优化时间和空间 python

题目：丑数

def get_ugly(n):
    ugly=[1]
    t2, t3, t5=0, 0, 0
    a=1
    while a<n:
        minum=min(ugly[t2]*2, ugly[t3]*3, ugly[t5]*5)
        ugly.append(minum)
        while ugly[t2]*2<=minum:
            t2+=1
        while ugly[t3]*3<=minum:
            t3+=1
        while ugly[t5]*5<=minum:
            t5+=1
        a+=1
    return ugly[-1]

题目：第一个只出现一次的字符

def first_not_repeat(s):
    dict={}
    for ele in s:
        dict[ele] = 1 if ele not in dict else dict[ele]+1
    for i in range(len(s)):
        if dict[s[i]] == 1:
            return i
    return -1

题目：两个链表第一个公共结点

def get_first_common_node(link1, link2):
    if not link1 or not link2:
        return None
    length1 = length2 = 0
    move1, move2 = link1, link2
    while move1:  # 获取链表长度
        length1 += 1
        move1 = move1.next
    while move2:
        length2 += 1
        move2 = move2.next
    while length1 > length2:  # 长链表先走多的长度
        length1 -= 1
        link1 = link1.next
    while length2 > length1:
        length2 -= 1
        link2 = link2.next
    while link1:  # 链表一起走
        if link1 == link2:
            return link1
        link1, link2 = link1.next, link2.next
    return None

题目：数组中超过了一半的数字

def get_more_half_num(nums):
    hashes=dict()
    length=len(nums)
    for n in nums:
        hashes[n] = hashes[n]+1 if hashes.get(n) else 1
        if hashes[n] > (length/2):
            return n

题目：最小的k个数

import heapq


def get_least_k_nums(nums, k):
    # 数组比较小的时候可以直接使用
    return heapq.nsmallest(k, nums)


class MaxHeap(object):
    def __init__(self, k):
        self.k = k
        self.data = []

    def push(self, elem):
        elem = -elem  # 入堆的时候取反，堆顶就是最大值的相反数了
        if len(self.data) < self.k:
            heapq.heappush(self.data, elem)
        else:
            least = self.data[0]
            if elem > least:
                heapq.heapreplace(self.data, elem)

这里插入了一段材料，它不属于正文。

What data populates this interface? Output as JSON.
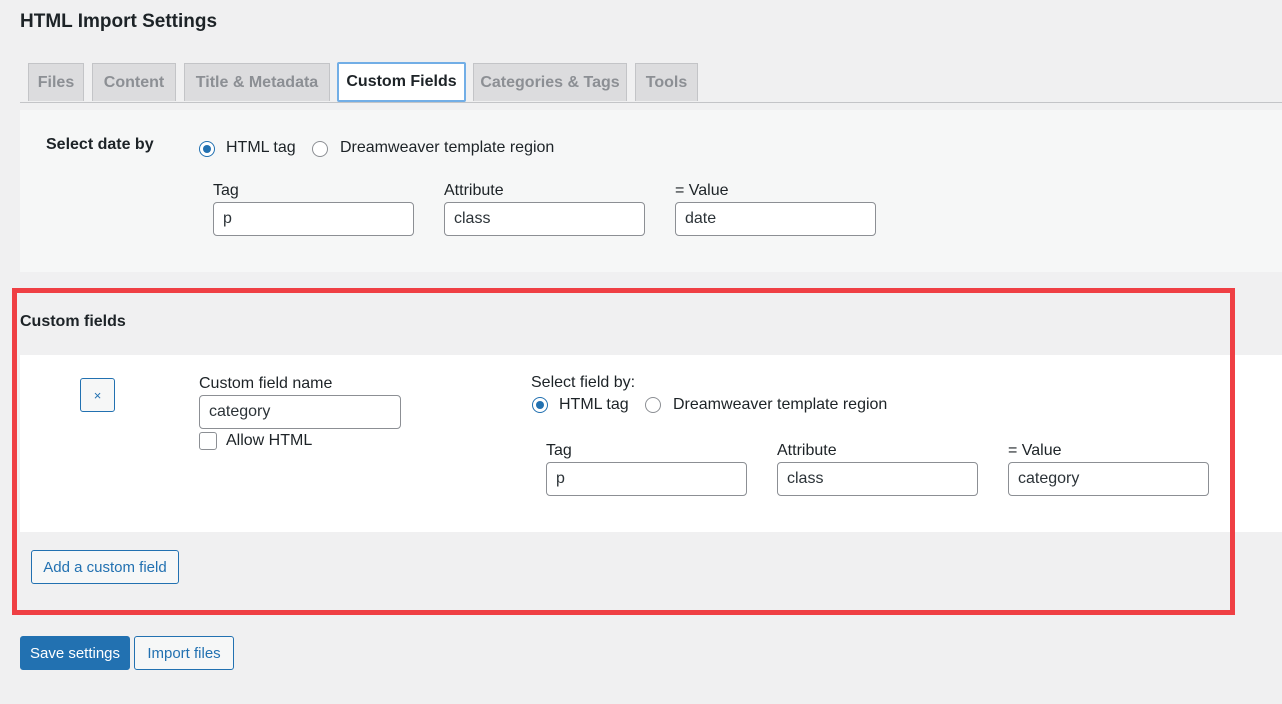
{
  "page": {
    "title": "HTML Import Settings"
  },
  "tabs": [
    {
      "label": "Files",
      "active": false
    },
    {
      "label": "Content",
      "active": false
    },
    {
      "label": "Title & Metadata",
      "active": false
    },
    {
      "label": "Custom Fields",
      "active": true
    },
    {
      "label": "Categories & Tags",
      "active": false
    },
    {
      "label": "Tools",
      "active": false
    }
  ],
  "date_section": {
    "label": "Select date by",
    "options": [
      {
        "label": "HTML tag",
        "checked": true
      },
      {
        "label": "Dreamweaver template region",
        "checked": false
      }
    ],
    "tag_label": "Tag",
    "tag_value": "p",
    "attribute_label": "Attribute",
    "attribute_value": "class",
    "value_label": "= Value",
    "value_value": "date"
  },
  "custom_fields": {
    "heading": "Custom fields",
    "remove_label": "×",
    "field_name_label": "Custom field name",
    "field_name_value": "category",
    "allow_html_label": "Allow HTML",
    "allow_html_checked": false,
    "select_by_label": "Select field by:",
    "options": [
      {
        "label": "HTML tag",
        "checked": true
      },
      {
        "label": "Dreamweaver template region",
        "checked": false
      }
    ],
    "tag_label": "Tag",
    "tag_value": "p",
    "attribute_label": "Attribute",
    "attribute_value": "class",
    "value_label": "= Value",
    "value_value": "category",
    "add_button_label": "Add a custom field"
  },
  "actions": {
    "save_label": "Save settings",
    "import_label": "Import files"
  },
  "colors": {
    "accent": "#2271b1",
    "highlight_border": "#ef3f44",
    "active_tab_border": "#72aee6"
  }
}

    def get_least_k_nums(self):
        return sorted([-x for x in self.data])

题目：连续子数组最大和

def max_sum(nums):
    ret=0
    current=0
    for i in nums:
        if current<=0:
            current=i
        else:
            current+=i
        ret=max(current, ret)
    return ret

题目：把数组排成最小的数

class Solution:
    def theMax(self, str1, str2):
        '''定义字符串比较函数'''
        return str1 if str1+str2 > str2+str1 else str2

    def PrintMinNumber(self, numbers):
        """使用冒泡进行排序(把最大的放最后)"""
        string = [str(num) for num in numbers]
        res = []
        flag = True
        count = len(string) - 1
        while flag and  count > 0:
            flag = False
            for i in range(len(string)-1):
                if self.theMax(string[i], string[i+1]) == string[i]:
                    temp = string[i]
                    del string[i]
                    string.insert(i+1, temp)
                    flag = True
            count -= 1
        string = ''.join(string)
        return string

题目：1-n中出现1的次数

def get_digits(n):
    # 求整数n的位数
    ret = 0
    while n:
        ret += 1
        n /= 10
    return ret


def get_1_digits(n):
    """
    获取每个位数之间1的总数
    :param n: 位数
    """
    if n <= 0:
        return 0
    if n == 1:
        return 1
    current = 9 * get_1_digits(n-1) + 10 ** (n-1)
    return get_1_digits(n-1) + current


def get_1_nums(n):
    if n < 10:
        return 1 if n >= 1 else 0
    digit = get_digits(n)  # 位数
    low_nums = get_1_digits(digit-1)  # 最高位之前的1的个数
    high = int(str(n)[0])  # 最高位
    low = n - high * 10 ** (digit-1)  # 低位

    if high == 1:
        high_nums = low + 1  # 最高位上1的个数
        all_nums = high_nums
    else:
        high_nums = 10 ** (digit - 1)
        all_nums = high_nums + low_nums * (high - 1)  # 最高位大于1的话，统计每个多位数后面包含的1
    return low_nums + all_nums + get_1_nums(low)